No. A single server is not high availability; it has no failover capability. You need at least two nodes so that when one fails, the other can take over services.
Can I have multiple HA resource groups or more complex constraints?
Yes. You can create multiple groups, apply location constraints to control where each runs, colocation constraints to keep groups together, and ordering constraints to control startup sequence.
What happens if I reboot one node? Will the HA cluster survive?

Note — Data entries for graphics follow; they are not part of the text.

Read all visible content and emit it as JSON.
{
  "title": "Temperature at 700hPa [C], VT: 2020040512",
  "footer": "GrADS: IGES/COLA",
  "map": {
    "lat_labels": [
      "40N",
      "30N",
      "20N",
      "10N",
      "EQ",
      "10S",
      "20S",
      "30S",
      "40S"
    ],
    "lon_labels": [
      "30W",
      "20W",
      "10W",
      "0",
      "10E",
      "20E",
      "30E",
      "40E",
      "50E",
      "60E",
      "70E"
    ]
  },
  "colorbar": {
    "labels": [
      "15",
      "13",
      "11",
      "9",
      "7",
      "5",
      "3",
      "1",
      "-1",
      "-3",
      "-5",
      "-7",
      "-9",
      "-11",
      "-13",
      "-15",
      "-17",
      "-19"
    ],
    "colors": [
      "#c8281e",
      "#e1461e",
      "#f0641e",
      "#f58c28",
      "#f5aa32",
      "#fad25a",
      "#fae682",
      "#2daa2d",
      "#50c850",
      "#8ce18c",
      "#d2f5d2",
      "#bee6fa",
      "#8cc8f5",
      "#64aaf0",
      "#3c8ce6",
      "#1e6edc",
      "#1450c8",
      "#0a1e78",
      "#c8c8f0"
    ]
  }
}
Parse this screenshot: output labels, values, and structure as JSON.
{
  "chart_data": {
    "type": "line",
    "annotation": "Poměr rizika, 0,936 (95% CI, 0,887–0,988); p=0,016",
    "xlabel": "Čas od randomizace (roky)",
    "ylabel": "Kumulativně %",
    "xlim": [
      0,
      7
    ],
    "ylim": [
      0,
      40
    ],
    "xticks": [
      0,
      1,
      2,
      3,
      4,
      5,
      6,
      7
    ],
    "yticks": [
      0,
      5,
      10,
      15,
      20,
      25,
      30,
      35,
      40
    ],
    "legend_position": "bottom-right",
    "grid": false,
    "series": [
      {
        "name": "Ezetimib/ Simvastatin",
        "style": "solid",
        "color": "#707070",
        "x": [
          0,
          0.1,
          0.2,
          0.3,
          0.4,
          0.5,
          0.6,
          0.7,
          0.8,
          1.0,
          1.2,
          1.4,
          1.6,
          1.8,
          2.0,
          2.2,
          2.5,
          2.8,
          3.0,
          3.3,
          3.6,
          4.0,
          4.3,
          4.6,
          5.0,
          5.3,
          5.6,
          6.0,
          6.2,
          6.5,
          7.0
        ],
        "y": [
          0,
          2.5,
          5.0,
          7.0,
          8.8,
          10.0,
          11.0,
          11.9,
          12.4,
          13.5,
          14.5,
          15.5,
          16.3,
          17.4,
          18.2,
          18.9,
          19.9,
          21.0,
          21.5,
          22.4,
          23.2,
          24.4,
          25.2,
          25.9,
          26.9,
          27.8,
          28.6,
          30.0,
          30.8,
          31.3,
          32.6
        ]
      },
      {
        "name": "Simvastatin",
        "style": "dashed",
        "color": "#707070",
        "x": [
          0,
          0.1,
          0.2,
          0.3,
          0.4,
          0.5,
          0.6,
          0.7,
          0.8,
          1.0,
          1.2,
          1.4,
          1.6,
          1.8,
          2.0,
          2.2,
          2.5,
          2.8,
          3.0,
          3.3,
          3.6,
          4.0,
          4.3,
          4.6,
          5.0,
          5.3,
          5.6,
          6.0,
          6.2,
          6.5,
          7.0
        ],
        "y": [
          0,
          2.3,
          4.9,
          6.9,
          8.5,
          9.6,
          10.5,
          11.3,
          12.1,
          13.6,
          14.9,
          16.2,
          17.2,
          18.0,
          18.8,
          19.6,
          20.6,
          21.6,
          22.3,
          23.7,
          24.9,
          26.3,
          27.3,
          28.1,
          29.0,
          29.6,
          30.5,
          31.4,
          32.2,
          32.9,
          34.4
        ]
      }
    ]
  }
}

Yes. When a node reboots, Corosync and Pacemaker are normally set to auto-start at boot. The cluster will continue to run services on the surviving node.
Conclusion
At this point, you have learned to build and manage a functional HA cluster on dedicated servers by setting up a two-node cluster, creating floating virtual IPs, managing services as cluster resources, and testing failover safely.
We hope you enjoy this guide on HA Dedicated Server with Pacemaker and Corosync.